Lot’s of people don’t do this very well: 

8. Stay cool

These things happen. It’s not the end of the world. Hide the comment, if possible, and think about a strong response. Never post emotionally, use swear words or get personal. There is seriously nothing worse than a social media manager or business owner losing the plot in an argument over social media – very unprofessional and terrible for brand perception.

9. Report comments and reviews

In some cases, if comments are abusive, they can be reported to the relevant platform. This is actually more useful for TripAdvisor but it can be done for Google reviews too. Negative reviews are very damaging on TripAdvisor and Google and you can have them removed if the person has been abusive, personal or untruthful. If someone has simply made up parts of the review or exaggerated things, this can be reported to TripAdvisor and the review can be removed or edited.

10. Get positive reviews

Encourage your satisfied customers to leave reviews on Facebook, Google and TripAdvisor. Not only is this good for business, it will drown out any negative reviews made. Think about it; if there’s one bad review amongst 20 five-star reviews, who are people going to believe? Don’t make up reviews, however, as this is often very obvious and will look bad if anyone realises or the platform themselves realise what’s going on (they use sophisticated algorithms for this).

This is really important:

11. Set up a customer service Twitter account

For some companies, having a completely separate account for customer service issues is a very smart move. Large companies who receive high volumes of complaints and/or requests for help, such as energy or communication suppliers, are strongly advised to set up a customer service account. This has a number of benefits:

Playing to employees’ strengths – have more technical people who can solve issues on the customer service account; the creatives and marketers can stick to the main one.

Ignoring complaints made to the main account – if you clearly signal (probably in the bio) that your @BrandXservice account deals with customer service issues, it is more acceptable to ignore complaints on the main account or simply direct them to the service account.

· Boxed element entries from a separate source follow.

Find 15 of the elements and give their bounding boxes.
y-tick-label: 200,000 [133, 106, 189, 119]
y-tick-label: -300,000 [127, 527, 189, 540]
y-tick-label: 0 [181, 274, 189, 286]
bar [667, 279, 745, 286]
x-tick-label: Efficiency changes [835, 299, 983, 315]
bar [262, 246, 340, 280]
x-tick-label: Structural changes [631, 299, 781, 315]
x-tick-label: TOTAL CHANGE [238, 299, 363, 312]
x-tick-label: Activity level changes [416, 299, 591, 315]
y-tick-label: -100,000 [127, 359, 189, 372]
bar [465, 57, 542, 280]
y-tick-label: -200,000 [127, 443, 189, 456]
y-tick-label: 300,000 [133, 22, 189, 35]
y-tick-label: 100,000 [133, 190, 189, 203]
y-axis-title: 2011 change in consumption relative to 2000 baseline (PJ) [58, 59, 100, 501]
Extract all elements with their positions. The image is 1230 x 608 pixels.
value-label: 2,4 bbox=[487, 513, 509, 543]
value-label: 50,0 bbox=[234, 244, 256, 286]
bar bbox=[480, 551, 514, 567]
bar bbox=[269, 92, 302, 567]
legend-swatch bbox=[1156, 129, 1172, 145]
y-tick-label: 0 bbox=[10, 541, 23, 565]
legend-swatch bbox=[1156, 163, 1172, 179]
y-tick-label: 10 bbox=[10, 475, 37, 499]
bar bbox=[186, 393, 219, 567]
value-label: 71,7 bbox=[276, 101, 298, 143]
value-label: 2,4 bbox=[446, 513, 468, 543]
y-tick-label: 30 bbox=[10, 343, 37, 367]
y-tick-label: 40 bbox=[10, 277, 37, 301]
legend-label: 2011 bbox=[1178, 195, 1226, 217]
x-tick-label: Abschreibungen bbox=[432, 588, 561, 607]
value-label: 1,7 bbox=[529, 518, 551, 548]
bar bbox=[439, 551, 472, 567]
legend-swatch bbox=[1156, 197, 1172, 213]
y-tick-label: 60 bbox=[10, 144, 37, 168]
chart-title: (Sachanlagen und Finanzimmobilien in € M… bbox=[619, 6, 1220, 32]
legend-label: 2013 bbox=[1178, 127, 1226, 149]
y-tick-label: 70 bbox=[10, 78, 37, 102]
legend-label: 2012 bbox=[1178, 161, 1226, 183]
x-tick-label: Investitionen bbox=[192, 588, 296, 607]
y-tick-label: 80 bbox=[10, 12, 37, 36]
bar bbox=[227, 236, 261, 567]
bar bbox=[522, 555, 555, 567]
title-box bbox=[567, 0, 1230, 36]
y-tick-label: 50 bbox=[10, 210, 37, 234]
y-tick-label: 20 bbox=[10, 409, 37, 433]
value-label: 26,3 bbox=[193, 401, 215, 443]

You can keep the service account manned 24 hours a day – there’s no need to keep outward-facing, PR-aware marketers available all night since the main account doesn’t need to deal with out of hours issues. This also helps with point number 1 – repsonding to complaints swiftly and in a professional manner.

Keeping the main account fun – without the need to respond to complaints or offer technical advice, your main account can stick to the fun and value-adding stuff, having positive conversations with prospects or current happy customers.

Summing up

Complaints and angry customers venting over Facebook and Twitter doesn’t have to mean the demise of your company. By putting these tips and tricks into place you will be much better equipped to turn some of your unhappiest customers into some of your best and most valued ones. Ultimately, if you’re a brand in the public eye to any degree, you need strong social media management for your brand’s reputation and success and managing complaints is just one element of it.